Выбрать главу

Из большой комнаты вели в меньшие три двери. Хори заглянул в каждую из них — две двери были в длинной стене напротив входа, одна — в короткой слева. Левая дверь вела в совсем маленькую клетушку, прилепленную к основному домику пристройку. Места там было едва чтоб разместить ложе да подойти к нему. Две других комнаты были значительно больше, особенно та, что была справа. Ламп в них не было, но было видно, что и тут прибрано, вещи разложены и даже поставлены две походных складных койки. В потолке большей комнаты был проем — раньше это был люк на крышу. Сейчас он просто открывал обзор на небо и звёзды.

— Нравится, господин мой? — спросил десятник.

— Отлично! А я даже и не зашёл сюда днем, будто мне глаза отвели. Пожалуй, я займу эту комнату, — Хори махнул рукой на большую, — а в пристройке будет Иштек. Только вот где будет находится жрец?

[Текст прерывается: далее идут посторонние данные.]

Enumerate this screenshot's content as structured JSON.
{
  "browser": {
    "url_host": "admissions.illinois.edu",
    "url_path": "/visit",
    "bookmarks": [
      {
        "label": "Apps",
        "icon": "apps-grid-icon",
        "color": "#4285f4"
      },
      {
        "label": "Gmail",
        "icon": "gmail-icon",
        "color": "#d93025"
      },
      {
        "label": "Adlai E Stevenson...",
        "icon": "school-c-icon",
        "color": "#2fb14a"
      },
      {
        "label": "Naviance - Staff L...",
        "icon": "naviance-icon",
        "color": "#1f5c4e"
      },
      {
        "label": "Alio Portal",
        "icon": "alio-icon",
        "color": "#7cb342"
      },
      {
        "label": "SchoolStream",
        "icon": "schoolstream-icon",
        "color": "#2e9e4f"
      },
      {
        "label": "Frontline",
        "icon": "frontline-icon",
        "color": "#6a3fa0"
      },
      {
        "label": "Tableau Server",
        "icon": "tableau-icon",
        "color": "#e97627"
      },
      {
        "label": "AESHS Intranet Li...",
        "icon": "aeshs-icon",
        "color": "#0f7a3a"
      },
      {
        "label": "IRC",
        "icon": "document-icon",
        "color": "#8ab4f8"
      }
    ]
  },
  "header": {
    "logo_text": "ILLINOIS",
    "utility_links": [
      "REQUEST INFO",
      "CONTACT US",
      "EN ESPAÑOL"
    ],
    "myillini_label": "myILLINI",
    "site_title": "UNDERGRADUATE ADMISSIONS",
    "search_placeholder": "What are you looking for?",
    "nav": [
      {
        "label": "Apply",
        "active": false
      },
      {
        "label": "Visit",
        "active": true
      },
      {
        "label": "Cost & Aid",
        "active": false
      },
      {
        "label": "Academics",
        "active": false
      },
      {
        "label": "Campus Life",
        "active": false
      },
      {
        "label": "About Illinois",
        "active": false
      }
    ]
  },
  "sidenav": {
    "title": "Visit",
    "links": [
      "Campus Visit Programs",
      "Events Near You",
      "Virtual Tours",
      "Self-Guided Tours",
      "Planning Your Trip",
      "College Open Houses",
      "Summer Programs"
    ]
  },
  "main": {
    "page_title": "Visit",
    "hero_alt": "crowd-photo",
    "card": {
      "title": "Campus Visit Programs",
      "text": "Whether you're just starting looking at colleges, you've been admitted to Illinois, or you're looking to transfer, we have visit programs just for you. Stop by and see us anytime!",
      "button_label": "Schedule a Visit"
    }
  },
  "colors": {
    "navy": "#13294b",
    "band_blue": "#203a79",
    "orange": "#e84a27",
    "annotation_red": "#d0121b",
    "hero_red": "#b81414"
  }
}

— Ну, я предлагал ему сегодня вторую из больших комнат, но, поскольку он тут ненадолго, он решил, что пока поселится у стены и сам выбрал себе дом. Кстати, то, что он выбрал — ничуть не хуже этого места.

— Что ж, пора начинать наш пир? — не то спросил, не то предложил Хори.

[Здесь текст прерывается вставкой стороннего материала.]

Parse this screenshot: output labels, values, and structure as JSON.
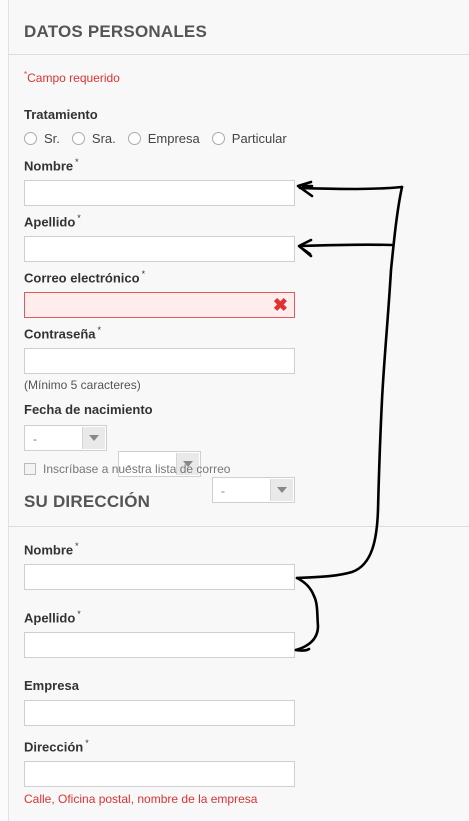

— Да уж пора, мне кажется, я сейчас захлебнусь своей собственной слюной от запаха зажареного над углями мяса! — воскликнул Нехти, а таскавшийся за ними немой тенью Иштек засмеялся.

Словно подслушав их, из-за взметнувшейся занавески робко появилась голова Тутмоса, как всегда, выглядевшего виноватым во всех бедах мира.

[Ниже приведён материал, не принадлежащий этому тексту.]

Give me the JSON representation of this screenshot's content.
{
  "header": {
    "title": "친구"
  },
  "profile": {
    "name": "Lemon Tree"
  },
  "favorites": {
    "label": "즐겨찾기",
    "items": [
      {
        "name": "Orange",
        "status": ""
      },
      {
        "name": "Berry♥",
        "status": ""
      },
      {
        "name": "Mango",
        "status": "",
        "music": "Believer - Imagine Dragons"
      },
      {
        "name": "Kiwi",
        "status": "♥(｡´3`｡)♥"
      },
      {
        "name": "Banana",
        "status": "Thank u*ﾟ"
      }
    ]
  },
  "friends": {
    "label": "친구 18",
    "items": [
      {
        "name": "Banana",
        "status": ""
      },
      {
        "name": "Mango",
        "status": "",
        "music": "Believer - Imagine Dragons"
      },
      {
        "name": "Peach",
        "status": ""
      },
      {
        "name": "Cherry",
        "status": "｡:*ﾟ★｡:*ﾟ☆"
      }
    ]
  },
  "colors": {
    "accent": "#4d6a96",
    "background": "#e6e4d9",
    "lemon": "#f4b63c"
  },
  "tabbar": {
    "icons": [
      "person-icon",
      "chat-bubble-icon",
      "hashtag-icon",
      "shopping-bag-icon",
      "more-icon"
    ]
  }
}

— О отцы и командиры мои! Всё готово к пиру!

Вдруг за спиной Хори, в большей из комнат, раздалось не то хрипенье, не то фырканье. Кто-то неспешно и шумно топотал из темноты неосвещённого угла к выходу.

Глава 17

Все они — и Нехти, и Иштек, и Хори — прямо-таки отскочили назад, расходясь веером, и у всех в руках оказалось оружие. Только Тутмос продолжал хлопать глазами, высунувшись из-за занавески и не понимая ничего.

Когда в тусклом пятне слабого света появился недовольный пустынный ёж, он удивился ещё больше, потому что такого громкого смеха не слышал никогда. Ёж нерешительно застыл на пороге. Смеющийся Хори крикнул:

— Пропустите! Пропустите его! Он достоин почестей — страшный зверь, напугавший трёх воинов!

Богомол извлёк невесть откуда кусок сушёной рыбы и, осторожно приблизившись, нащипал из него небольшие куски и положил в локте перед ежом. Затем он так же плавно и осторожно попятился назад.

— Удача, мой господин. Нам надо приветить этого зверя, боги любят ежей. Кроме того, он охотится на мышей и змей, что нелишнее, да, совсем не лишнее, — сказал он.

— Как по мне, так от них одни блохи и болезни, — проворчал Нехти, — но мышей и змей они ловят, это да…

Всё еще посмеиваясь, они вышли из дома мимо всё еще стоящего возле дверей Тутмоса. Пустырь между домом и башней преобразился. Он был освещен факелами. Все, свободные от караула, уже были тут и ждали, очевидно, только начальство. Площадка была застелена одеялами и циновками. А на циновках уже были расставлены блюда и подносы с наготовленной едой и закусками. Только тут Хори понял, до чего же длинным был день, и до чего же он голоден…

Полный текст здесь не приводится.